Most Swiss still back treaty deal with EU, poll shows

  • World
  • Sunday, 09 May 2021

FILE PHOTO: Switzerland's national flag and the European Union flag are seen at the European Commission building in Brussels, Belgium April 23, 2021. Francois Walschaerts/Pool via REUTERS/File Photo

VIENNA (Reuters) - Most Swiss voters are still in favour of striking a bilateral treaty deal with the European Union, a poll for newspaper NZZ am Sonntag showed, despite years of fraught negotiation and opposition by far-right and left-wing parties.

Talks on a treaty text, which would simplify and strengthen ties between the bloc and the neutral country, stalled last month because of differences on how to interpret free movement accords, Switzerland said.

Opponents say it would erode sovereignty and Swiss salaries. A deal would have to be put to a national vote.

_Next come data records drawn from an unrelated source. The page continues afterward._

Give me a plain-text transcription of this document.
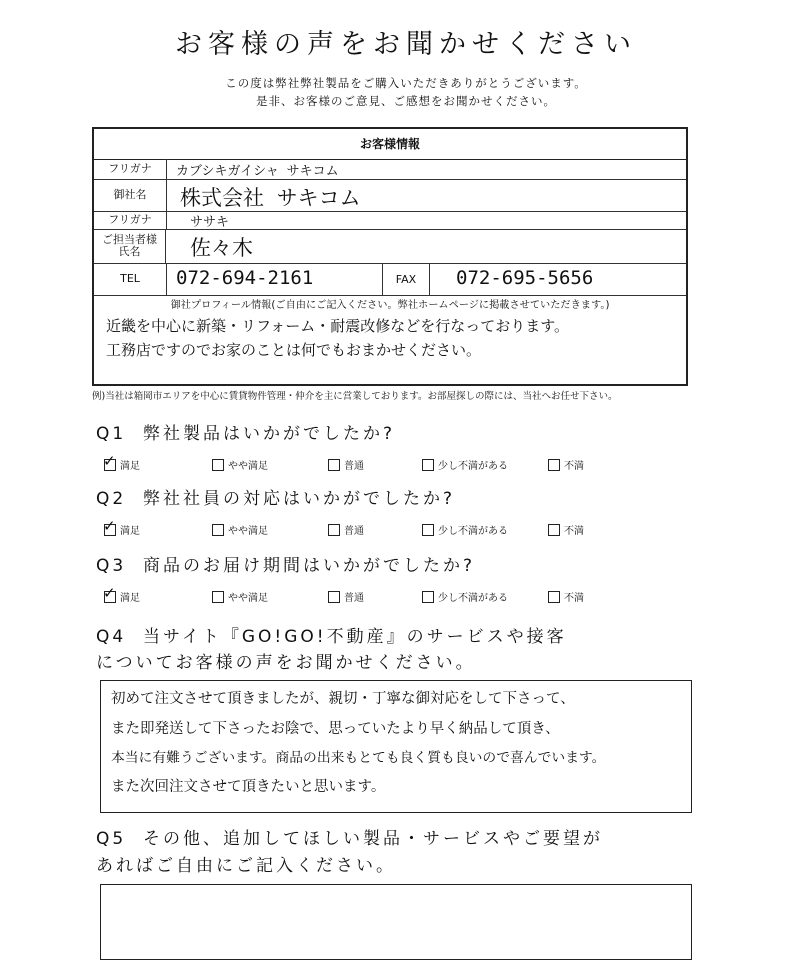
お客様の声をお聞かせください
この度は弊社弊社製品をご購入いただきありがとうございます。
是非、お客様のご意見、ご感想をお聞かせください。
お客様情報
フリガナ	カブシキガイシャ サキコム
御社名	株式会社 サキコム
フリガナ	ササキ
ご担当者様氏名	佐々木
TEL	072-694-2161	FAX	072-695-5656
御社プロフィール情報(ご自由にご記入ください。弊社ホームページに掲載させていただきます。)
近畿を中心に新築・リフォーム・耐震改修などを行なっております。
工務店ですのでお家のことは何でもおまかせください。
例)当社は箱岡市エリアを中心に賃貸物件管理・仲介を主に営業しております。お部屋探しの際には、当社へお任せ下さい。
Q1 弊社製品はいかがでしたか?
✓ 満足	やや満足	普通	少し不満がある	不満
Q2 弊社社員の対応はいかがでしたか?
✓ 満足	やや満足	普通	少し不満がある	不満
Q3 商品のお届け期間はいかがでしたか?
✓ 満足	やや満足	普通	少し不満がある	不満
Q4 当サイト『GO!GO!不動産』のサービスや接客
についてお客様の声をお聞かせください。
初めて注文させて頂きましたが、親切・丁寧な御対応をして下さって、
また即発送して下さったお陰で、思っていたより早く納品して頂き、
本当に有難うございます。商品の出来もとても良く質も良いので喜んでいます。
また次回注文させて頂きたいと思います。
Q5 その他、追加してほしい製品・サービスやご要望が
あればご自由にご記入ください。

The survey of 2,000 eligible voters by market researcher GFS Bern found 49% of respondents said they were "rather in favour" of voting for a deal and another 15% fully supported it. While 19% were rather opposed, 13% were fully against, and 4% were undecided.

Failure to strike a deal would block Switzerland from any new access to the single market, such as an electricity union. Existing accords will erode over time, such as an agreement on cross-border trade in medical technology products that lapses this month.

Last year the annual poll found the same proportion of voters in favour, 64%, despite mounting opposition by parties including the far-right SVP.

The pollster warned, however, that the support could yet change once any deal on the so-called Institutional Framework Agreement is reached.

"The framework agreement has majority support but for the population it is not the be all and end all," GFS Bern's co-chief Urs Bieri told NZZ.

Of the 49% who were "rather in favour" he added: "That is a large group that has not yet settled - accordingly the result in an election campaign could still swing to a 'no'."

At present EU-Swiss economic ties are governed by more than 100 bilateral agreements stretching back to 1972.